The outbreak of the Coronavirus (''Covid-19'') has brought disruption and instability to commercial relations, with many contractual parties either wanting to get out of ongoing contracts or to renegotiate better terms with their counterparties.

In this context, parties with businesses in Brazil who are navigating the world post Covid-19 must be wary of the Brazilian law on force majeure and the doctrine of rebus sic stantibus.

Introduction

The Brazilian Courts will have jurisdiction over contractual and non-contractual disputes whenever one of the following circumstances take place: the Defendant is domiciled in Brazil; when the obligation must be fulfilled in Brazil (eg. discharge of cargo) or the act or fact which originated the dispute took place in Brazil (eg. the signature of the contract).

If one of the above mentioned events exists, it is likely that the Brazilian Courts, upon finding themselves with jurisdiction to rule upon the dispute, will apply the relevant Brazilian law to the matter, despite the choice of law of the parties (as we have seen constantly when dealing with commercial disputes).

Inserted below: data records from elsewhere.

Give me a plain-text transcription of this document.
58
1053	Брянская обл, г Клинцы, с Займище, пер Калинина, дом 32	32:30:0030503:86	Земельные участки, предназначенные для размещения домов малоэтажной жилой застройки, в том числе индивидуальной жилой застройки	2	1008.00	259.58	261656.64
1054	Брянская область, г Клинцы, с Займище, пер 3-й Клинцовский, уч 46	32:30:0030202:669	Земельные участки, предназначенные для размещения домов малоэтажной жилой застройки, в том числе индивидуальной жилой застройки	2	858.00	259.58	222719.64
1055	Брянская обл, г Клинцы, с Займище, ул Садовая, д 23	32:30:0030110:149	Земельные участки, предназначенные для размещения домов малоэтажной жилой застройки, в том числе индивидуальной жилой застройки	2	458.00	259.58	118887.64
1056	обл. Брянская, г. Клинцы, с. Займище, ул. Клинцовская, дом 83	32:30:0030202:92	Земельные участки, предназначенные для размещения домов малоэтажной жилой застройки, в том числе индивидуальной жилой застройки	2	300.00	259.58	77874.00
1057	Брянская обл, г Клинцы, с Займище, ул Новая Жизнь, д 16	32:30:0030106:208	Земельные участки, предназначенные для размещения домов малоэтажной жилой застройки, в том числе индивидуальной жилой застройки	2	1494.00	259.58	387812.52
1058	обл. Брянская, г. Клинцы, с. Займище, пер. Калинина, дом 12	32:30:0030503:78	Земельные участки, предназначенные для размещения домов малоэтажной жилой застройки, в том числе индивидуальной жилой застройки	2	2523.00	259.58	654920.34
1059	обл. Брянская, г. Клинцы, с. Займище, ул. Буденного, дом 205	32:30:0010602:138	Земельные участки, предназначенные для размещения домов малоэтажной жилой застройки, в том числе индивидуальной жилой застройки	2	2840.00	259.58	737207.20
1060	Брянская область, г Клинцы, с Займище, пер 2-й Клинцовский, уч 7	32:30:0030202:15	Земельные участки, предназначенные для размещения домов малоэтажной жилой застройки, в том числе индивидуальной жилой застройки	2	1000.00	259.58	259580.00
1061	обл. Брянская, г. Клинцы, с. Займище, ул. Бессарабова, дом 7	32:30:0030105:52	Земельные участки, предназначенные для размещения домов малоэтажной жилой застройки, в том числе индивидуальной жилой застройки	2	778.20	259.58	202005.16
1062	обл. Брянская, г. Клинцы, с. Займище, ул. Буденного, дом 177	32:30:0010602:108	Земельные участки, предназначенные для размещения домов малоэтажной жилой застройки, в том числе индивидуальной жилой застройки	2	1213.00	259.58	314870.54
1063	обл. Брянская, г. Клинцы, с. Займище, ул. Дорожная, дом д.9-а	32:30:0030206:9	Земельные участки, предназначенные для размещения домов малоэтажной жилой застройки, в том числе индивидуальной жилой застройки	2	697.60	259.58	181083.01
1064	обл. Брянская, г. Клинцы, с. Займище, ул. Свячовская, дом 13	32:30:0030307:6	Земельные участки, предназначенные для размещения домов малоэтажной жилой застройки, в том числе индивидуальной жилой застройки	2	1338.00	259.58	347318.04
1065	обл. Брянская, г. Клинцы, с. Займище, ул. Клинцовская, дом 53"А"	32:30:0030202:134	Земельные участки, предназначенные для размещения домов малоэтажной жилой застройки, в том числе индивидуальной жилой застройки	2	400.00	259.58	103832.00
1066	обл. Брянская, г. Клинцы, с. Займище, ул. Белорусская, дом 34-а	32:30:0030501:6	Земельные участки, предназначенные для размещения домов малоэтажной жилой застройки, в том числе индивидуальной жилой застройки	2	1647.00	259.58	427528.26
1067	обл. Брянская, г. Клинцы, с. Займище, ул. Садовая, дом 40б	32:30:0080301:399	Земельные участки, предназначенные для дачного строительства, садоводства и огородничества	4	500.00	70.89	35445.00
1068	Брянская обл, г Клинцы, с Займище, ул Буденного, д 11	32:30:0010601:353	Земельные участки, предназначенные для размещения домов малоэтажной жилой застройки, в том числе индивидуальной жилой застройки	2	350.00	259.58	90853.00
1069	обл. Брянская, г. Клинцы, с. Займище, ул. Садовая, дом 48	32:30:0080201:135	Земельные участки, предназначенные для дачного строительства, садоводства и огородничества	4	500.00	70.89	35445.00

Although the Brazilian statutory law enables and recognizes the choice of foreign law by contractual parties, it is often the case that the local Courts will not apply them when dealing with disputes brought in Brazil. Thus, the Brazilian Civil Code will apply to local contracts and is likely to apply to international contracts when disputes arise locally and are decided by the Brazilian Courts.

Accordingly, it is relevant to understand what is the Brazilian law and Courts approach to unforeseen events capable of changing the economic circumstances of the parties, such as a global pandemic like Covid-19.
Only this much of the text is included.